Part of a series on young people and financial literacy
Budgeting, saving and understanding bills are all important skills for developing money smarts.
A request on NPR's Facebook page asking people to share the most valuable financial lessons of their youth brought more than 1,400 responses. Many wrote about the importance of saving money starting at an early age. Others talked about avoiding debt — especially credit card debt.
Kirk Guadalupe of Dallas recalled growing up in the projects with seven brothers and sisters. His family depended on food stamps and government aid, and it was his mom who taught all of them the importance of a budget.
"Mom would often bring us together and explain to us, 'This is how much money we have, and this is how much we need to spend on different items, and this is what we have left.' That's where I learned from Mom what it meant to save and also to set a goal, save up and enjoy the fruits of your goal," Guadalupe says.
Rosalyn Washington, a kindergarten teacher in Decatur, Ga., also learned about finances from her mother.
"My mother was a banker with Citibank, and so we literally sat around and talked about stocks and bonds and CDs and all that sort of a thing, and so I understood that regular people, even working-class people, had these things. These weren't just mysterious things owned by the wealthy," she says.
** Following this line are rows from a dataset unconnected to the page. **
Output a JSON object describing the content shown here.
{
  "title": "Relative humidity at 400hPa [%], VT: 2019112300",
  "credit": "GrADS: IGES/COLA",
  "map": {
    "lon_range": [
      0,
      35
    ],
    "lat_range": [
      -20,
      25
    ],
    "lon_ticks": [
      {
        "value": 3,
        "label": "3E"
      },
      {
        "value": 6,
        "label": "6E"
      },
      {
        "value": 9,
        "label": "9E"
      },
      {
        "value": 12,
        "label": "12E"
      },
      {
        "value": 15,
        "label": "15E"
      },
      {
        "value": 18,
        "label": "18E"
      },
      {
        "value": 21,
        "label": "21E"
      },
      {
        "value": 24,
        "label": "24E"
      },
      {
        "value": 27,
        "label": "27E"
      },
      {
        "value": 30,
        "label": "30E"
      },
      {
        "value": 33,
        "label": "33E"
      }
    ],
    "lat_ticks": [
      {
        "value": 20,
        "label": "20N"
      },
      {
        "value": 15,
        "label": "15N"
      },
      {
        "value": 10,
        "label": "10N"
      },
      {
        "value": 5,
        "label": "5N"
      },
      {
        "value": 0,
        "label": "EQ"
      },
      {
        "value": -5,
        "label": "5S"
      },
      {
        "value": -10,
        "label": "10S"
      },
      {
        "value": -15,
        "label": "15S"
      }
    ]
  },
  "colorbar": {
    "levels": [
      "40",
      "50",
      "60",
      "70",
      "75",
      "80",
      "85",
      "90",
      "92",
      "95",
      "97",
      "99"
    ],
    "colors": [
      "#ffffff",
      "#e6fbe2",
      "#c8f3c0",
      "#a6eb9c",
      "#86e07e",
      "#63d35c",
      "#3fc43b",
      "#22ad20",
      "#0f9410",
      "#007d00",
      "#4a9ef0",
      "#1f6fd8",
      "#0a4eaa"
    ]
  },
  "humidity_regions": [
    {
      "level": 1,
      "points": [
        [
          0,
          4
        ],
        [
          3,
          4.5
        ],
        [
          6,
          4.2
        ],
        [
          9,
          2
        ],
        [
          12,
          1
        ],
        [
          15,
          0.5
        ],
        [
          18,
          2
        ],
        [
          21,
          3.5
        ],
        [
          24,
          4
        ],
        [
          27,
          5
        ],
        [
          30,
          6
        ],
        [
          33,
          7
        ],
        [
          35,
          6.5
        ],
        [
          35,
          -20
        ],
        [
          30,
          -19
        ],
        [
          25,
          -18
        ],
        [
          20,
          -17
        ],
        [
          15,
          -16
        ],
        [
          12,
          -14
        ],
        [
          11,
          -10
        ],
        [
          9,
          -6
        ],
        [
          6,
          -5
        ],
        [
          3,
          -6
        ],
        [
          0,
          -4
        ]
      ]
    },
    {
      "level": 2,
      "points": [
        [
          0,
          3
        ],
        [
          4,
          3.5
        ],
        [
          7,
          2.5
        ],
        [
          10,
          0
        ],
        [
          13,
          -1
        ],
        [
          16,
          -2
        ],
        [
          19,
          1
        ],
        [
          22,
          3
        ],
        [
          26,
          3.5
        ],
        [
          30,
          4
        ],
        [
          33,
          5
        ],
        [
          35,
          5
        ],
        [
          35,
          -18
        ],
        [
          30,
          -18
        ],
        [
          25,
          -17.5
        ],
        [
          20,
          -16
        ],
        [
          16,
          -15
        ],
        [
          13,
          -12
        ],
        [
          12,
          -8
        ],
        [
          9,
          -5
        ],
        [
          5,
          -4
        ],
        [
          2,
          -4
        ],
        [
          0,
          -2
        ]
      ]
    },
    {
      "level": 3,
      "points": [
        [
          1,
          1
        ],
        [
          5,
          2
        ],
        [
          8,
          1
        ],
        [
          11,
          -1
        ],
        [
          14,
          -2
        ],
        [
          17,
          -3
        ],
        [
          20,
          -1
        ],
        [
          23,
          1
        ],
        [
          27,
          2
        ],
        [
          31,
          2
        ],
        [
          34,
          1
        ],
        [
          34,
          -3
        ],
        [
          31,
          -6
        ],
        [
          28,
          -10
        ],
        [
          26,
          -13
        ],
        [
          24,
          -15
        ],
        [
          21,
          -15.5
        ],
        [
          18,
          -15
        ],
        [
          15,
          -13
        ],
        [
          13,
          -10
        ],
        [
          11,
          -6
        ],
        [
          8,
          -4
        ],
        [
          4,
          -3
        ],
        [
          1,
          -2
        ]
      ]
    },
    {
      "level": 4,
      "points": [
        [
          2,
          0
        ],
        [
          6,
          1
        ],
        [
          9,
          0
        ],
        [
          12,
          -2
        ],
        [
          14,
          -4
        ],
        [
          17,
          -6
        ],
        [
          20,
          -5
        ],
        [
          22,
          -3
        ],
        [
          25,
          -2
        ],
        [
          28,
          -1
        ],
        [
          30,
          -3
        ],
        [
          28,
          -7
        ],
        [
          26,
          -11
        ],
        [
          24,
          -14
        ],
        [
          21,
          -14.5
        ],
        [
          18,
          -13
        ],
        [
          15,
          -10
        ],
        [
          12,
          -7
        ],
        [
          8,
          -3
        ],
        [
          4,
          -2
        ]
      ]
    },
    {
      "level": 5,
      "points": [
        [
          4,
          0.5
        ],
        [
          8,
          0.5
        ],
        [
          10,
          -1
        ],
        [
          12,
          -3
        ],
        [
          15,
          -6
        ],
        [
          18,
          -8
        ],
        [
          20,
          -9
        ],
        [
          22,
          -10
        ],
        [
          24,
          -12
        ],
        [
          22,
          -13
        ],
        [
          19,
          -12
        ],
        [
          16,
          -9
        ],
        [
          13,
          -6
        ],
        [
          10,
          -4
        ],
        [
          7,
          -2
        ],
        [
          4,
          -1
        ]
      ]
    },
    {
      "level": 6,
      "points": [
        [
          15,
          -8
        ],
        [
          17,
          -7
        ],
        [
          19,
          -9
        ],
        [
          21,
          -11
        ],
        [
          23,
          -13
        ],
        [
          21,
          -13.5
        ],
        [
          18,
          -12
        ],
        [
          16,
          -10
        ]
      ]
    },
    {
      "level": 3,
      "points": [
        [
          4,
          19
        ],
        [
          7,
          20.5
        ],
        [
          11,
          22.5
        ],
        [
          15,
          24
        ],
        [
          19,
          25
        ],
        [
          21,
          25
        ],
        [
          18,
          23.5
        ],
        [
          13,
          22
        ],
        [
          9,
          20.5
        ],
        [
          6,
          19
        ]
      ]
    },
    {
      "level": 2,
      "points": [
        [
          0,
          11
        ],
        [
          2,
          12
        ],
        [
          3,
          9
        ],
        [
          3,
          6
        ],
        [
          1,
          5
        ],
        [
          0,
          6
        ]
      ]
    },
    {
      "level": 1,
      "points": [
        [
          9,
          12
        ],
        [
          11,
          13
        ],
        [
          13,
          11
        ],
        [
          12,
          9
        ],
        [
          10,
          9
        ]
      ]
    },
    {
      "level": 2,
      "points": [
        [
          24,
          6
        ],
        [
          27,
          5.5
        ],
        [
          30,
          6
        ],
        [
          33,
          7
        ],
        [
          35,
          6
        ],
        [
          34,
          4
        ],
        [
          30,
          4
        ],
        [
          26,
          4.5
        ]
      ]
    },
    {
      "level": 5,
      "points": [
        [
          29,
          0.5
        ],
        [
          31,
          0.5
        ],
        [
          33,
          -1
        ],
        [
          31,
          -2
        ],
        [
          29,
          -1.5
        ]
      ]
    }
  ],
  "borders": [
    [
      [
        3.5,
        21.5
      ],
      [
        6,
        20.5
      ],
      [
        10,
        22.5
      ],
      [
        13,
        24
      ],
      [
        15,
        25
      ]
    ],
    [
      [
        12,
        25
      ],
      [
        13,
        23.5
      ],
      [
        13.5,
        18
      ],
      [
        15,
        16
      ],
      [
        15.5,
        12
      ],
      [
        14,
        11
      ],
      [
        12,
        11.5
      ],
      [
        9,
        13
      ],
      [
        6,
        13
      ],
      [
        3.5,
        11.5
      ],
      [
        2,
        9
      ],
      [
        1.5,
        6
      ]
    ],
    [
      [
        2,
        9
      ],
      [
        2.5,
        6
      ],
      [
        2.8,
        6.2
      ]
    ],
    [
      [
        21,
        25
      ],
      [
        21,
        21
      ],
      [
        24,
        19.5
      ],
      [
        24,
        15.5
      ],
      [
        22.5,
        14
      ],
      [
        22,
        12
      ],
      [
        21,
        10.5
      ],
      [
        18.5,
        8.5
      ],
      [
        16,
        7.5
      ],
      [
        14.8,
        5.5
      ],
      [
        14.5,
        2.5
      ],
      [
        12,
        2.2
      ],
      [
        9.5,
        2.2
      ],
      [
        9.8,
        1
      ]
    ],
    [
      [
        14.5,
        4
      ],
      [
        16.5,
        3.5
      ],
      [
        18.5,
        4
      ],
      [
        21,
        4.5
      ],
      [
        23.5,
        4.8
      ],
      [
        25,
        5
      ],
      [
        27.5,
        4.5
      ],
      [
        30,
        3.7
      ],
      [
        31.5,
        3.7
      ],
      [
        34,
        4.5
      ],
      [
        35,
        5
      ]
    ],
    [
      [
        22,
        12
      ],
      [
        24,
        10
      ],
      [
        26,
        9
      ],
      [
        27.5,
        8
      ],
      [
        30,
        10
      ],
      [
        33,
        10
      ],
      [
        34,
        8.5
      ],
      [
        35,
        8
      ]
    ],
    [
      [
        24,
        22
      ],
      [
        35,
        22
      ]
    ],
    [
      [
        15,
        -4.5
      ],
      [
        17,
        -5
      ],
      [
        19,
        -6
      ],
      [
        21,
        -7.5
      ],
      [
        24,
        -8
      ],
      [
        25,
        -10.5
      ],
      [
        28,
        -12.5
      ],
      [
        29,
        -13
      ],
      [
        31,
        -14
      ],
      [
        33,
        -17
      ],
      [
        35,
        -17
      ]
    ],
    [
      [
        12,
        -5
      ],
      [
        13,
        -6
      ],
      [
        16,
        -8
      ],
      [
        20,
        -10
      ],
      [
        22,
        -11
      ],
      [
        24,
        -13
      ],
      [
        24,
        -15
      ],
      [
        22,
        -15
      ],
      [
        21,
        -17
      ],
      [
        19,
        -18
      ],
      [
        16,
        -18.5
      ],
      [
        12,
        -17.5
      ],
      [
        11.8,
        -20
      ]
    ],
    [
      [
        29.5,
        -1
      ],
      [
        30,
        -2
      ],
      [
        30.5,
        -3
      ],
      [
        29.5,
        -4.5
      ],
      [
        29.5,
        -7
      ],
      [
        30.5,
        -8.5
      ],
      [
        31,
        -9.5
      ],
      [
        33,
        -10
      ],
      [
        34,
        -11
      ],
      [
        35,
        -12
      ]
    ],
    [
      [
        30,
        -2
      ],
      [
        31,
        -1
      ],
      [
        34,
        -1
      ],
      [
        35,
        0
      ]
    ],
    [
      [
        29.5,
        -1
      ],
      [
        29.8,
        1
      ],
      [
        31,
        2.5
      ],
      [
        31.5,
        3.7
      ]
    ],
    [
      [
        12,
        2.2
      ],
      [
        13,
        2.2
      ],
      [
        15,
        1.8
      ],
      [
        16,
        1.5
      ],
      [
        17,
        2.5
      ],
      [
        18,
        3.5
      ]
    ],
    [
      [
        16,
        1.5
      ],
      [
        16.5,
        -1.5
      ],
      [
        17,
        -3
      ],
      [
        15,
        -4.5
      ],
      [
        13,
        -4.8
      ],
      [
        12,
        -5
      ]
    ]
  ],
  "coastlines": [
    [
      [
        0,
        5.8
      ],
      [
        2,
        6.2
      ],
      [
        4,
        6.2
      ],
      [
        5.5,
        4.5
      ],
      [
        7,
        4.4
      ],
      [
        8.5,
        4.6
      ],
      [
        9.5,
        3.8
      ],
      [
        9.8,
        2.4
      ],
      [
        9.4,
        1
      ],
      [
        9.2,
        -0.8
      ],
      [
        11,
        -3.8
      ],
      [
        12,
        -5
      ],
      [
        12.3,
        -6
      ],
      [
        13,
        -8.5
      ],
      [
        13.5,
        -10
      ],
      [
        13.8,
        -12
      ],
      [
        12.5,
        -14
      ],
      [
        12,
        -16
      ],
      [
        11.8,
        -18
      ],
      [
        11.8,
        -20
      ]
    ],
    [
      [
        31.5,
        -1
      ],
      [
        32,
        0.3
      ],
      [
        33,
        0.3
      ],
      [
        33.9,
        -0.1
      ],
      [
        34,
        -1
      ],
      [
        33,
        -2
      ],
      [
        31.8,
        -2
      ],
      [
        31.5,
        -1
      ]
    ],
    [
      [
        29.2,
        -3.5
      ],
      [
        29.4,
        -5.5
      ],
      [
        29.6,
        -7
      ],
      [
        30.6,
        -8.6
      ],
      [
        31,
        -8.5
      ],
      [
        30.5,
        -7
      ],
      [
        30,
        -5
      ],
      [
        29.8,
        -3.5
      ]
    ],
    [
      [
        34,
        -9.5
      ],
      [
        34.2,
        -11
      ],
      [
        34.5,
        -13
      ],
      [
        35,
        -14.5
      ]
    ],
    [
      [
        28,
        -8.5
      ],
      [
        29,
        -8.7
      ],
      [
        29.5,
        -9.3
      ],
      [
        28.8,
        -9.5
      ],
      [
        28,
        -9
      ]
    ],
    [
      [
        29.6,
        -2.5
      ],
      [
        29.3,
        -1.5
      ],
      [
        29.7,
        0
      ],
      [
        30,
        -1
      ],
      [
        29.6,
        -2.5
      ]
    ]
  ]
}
Stephanie Downs from Concord, Calif., learned her financial lesson the hard way. Almost 20 years ago, she moved away from home and had a job cleaning rooms in a hotel. One month, her rent check bounced, she says. The landlord threatened to evict her if she didn't pay up in 24 hours.
Stephanie called her stepfather for help but, while he was sympathetic, he wasn't willing to do much to help her. He suggested that she see if her bank would be willing to lend her enough money to get by until her next paycheck came in. Much to her surprise — and relief — the bank gave her the loan. She never bounced another rent check again.